Kini Joe kaget mendengar kata kata Angi. Sedangkan El masih menatap Joe seolah Joe adalah oase di tengah padang pasir. Angi yang menyadari itu hanya bisa menghela nafasnya.
"Joe, kalo kamu enggak keberatan, aku minta kamu pakai baju. Sebelum ada perempuan nerjang kamu siang ini karena enggak kuat nahan gairahnya," kata Angi santai dan karena kata katanya El meliriknya dengan tajam.
"Okay," kata Joe sambil berjalan menuju ke kamar meninggalkan Angi dan El di ruang tamu
Saat ini El memandang Angi dengan tatapan tajam dan tangan yang ia sedekapkan didepan dada.

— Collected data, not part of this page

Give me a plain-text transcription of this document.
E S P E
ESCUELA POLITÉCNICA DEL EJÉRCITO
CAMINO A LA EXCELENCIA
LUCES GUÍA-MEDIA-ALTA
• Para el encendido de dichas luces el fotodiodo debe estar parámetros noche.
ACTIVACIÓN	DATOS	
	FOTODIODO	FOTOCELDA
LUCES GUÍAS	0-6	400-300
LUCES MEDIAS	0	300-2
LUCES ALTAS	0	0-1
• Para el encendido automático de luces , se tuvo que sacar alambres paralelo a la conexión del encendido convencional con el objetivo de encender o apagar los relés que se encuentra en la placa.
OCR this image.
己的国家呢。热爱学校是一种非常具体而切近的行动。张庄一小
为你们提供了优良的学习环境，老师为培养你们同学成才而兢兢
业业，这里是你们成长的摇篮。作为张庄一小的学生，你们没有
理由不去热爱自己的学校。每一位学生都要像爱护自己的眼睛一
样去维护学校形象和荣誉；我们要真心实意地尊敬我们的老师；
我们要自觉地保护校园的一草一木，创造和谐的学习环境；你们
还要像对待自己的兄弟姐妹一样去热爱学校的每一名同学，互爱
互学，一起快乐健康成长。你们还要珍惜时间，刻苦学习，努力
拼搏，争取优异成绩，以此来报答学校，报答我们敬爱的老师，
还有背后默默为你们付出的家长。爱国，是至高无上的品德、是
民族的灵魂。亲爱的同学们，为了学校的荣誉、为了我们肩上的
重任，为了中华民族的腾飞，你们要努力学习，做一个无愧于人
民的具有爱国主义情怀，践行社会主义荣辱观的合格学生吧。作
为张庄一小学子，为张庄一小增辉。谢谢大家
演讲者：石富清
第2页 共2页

"Oh, jadi sekarang kamu punya yang baru, bagus dan menggoda iman. Sudah move on ceritanya?"
"Apaan sih El. Aku sama dia enggak ada hubungan apa apa. Dia di sini juga sementara sampai dia sembuh total, besok dia kontrol jahitannya juga. Kalo dokter sudah bilang sembuh total ya dia aku minta pulang kerumahnya."
"Ngi, aku enggak yakin kamu kuat sama pesona dia. Kalo kamu perempuan normal aku yakin celana dalammu sudah kebakaran lihat dia kaya tadi."
"Aku wanita normal, hanya saja memang hatiku sudah di miliki oleh Raja sejak 12 tahun yang lalu."
"Come on Ngi, hidup itu berjalan ke depan, sampai kapan kamu akan terus hidup dalam bayangan masa lalu. Ingat usiamu sudah 32 tahun."
Kini Angi menatap El dengan tersenyum
"Makasih, sudah ingat usiaku, jangan lupa kadonya bulan depan pas hari ulang tahunku. Awas kalo kamu tiba tiba amnesia," kata Angi pada El yang membuat El tertawa lepas di ikuti tawa Angi di sebelahnya.
Joe yang mendengar dan melihat itu dari pintu kamarnya hanya bisa menatap perempuan yang menurutnya sedikit gila karena hidup dalam masa lalu. Baiklah, andai Angi itu jelek, tidak berpendidikan apalagi pengangguran, namun Angi adalah wanita karier, berpendidikan tinggi karena Joe melihat foto kelulusan Angi dari salah satu universitas terbaik di dunia yang ada di kamar. Joe yakin andai Angi membuka hatinya pasti akan banyak laki laki yang mengantri untuk mendapatkan hatinya. Sayangnya beberapa hari mengenal Angi, Joe tau jika Angi bukanlah wanita yang mudah merubah pendirian serta keputusan apapun yang telah dia ambil di hidupnya.